Common Clauses

What do those Miscellaneous Clauses mean?

Jul 18, 2023

Our goal in contract reviews is to present the most critical information you need for negotiations as succinctly as possible. As a result, common ‘miscellaneous’ clauses are sometimes left out and leave some users asking what those clauses mean. Let’s tackle those questions today in the context of employment agreements!

What are Miscellaneous Clauses?

As one law firm, PSED Law, puts it, miscellaneous clauses are “portions of the contract where all of the random, seemingly uninteresting provisions are found.” These clauses tend to be at the end of the contract, containing mostly boilerplate contract-agnostic language to cover clauses like Severability, Entire Agreement, Assignment, and more. While it’s true that some of these clauses are fairly non-negotiable and truly ‘standard’, other clauses can have profound impacts around contract liabilities.

What do the Miscellaneous Clauses mean?

In true Ask Ginkgo fashion, let’s explain each common clause using as little legal jargon as possible:

  1. Severability: If any clause in the contract is found to be unenforceable, that clause is ‘severed’ and the rest of the contract is still in effect.

  2. No Waiver: If any part of the contract isn’t enforced at any point, it doesn’t mean that party is ‘waiving’ their right to do so.

  3. Entire Agreement (AKA Merger Clause): This contract and only this contract governs the entire contractual relationship, not any previous documents or conversations.

  4. Survival: Clauses that will ‘survive’ and remain in effect even after the contract expires or terminates. For example, confidentiality, non-solicit, and non-compete clauses often ‘survive’ after an employee leaves their employer.

  5. Assignment: Allows or prevents a party from assigning their part of the contract to someone else, often in the case of a subcontractor.

  6. Counterparts: As contracts may be signed sequentially, there may be multiple copies (AKA ‘Counterparts’), but all copies will be treated as an original.

  7. Governing Law: The law that will be used to interpret the contract, often a specific state’s law for US contracts.

  8. Forum Selection: The location of the courts where disputes for a contract must first be filed.

  9. Arbitration: Instead of taking disputes to court, you waive your rights to a trial by jury and use private arbitration instead.

  10. Attorney’s Fees: In the case of a dispute, how the attorney fees for both sides are divided.

  11. Notices: The method and time frame communications regarding the contract must be given.

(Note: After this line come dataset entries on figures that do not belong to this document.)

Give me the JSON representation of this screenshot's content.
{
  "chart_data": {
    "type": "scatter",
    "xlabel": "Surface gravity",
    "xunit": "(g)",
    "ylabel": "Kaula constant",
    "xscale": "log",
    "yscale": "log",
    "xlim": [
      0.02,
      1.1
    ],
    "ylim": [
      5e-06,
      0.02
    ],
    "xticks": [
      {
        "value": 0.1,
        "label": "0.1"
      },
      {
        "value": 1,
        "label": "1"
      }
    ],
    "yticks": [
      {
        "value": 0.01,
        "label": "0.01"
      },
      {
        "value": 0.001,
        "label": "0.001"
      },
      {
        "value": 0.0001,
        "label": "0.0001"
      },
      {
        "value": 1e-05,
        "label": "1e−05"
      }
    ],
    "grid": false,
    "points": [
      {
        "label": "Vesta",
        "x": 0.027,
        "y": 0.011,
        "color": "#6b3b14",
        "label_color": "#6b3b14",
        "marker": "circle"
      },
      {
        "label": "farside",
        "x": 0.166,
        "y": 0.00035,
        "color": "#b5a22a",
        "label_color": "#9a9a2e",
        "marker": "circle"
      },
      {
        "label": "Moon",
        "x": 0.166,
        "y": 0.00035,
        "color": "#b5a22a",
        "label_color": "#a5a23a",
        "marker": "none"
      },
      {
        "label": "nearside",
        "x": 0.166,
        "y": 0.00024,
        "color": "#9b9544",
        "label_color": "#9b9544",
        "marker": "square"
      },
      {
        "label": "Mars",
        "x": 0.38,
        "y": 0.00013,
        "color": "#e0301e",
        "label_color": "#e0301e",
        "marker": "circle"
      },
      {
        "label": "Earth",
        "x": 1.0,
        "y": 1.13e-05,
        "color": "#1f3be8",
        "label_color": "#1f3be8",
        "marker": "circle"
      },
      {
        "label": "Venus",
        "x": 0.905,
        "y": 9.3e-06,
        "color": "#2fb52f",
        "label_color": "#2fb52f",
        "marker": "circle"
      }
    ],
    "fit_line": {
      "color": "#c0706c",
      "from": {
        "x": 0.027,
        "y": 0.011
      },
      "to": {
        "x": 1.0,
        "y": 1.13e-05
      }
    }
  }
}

  12. Force Majeure: Rare but catastrophic events such as war and extreme weather that allow the impacted party to not fulfill their contractual obligations.

Our customers will recognize that some clauses are always included in our reports given their implications in the case of a dispute (e.g. Arbitration, Governing Law, Forum Selection). Specific clauses have also been changing, as we wrote in our Contractor Agreement blog post about the importance of negotiating for pandemics to be included in Force Majeure clauses in light of Covid-19. On the other hand, standard clauses with limited negotiability like Severability, No Waiver, and Entire Agreement are left out. We hope this post clarifies why some clauses are left out, and explains what they mean to those who are after total understanding of their contract!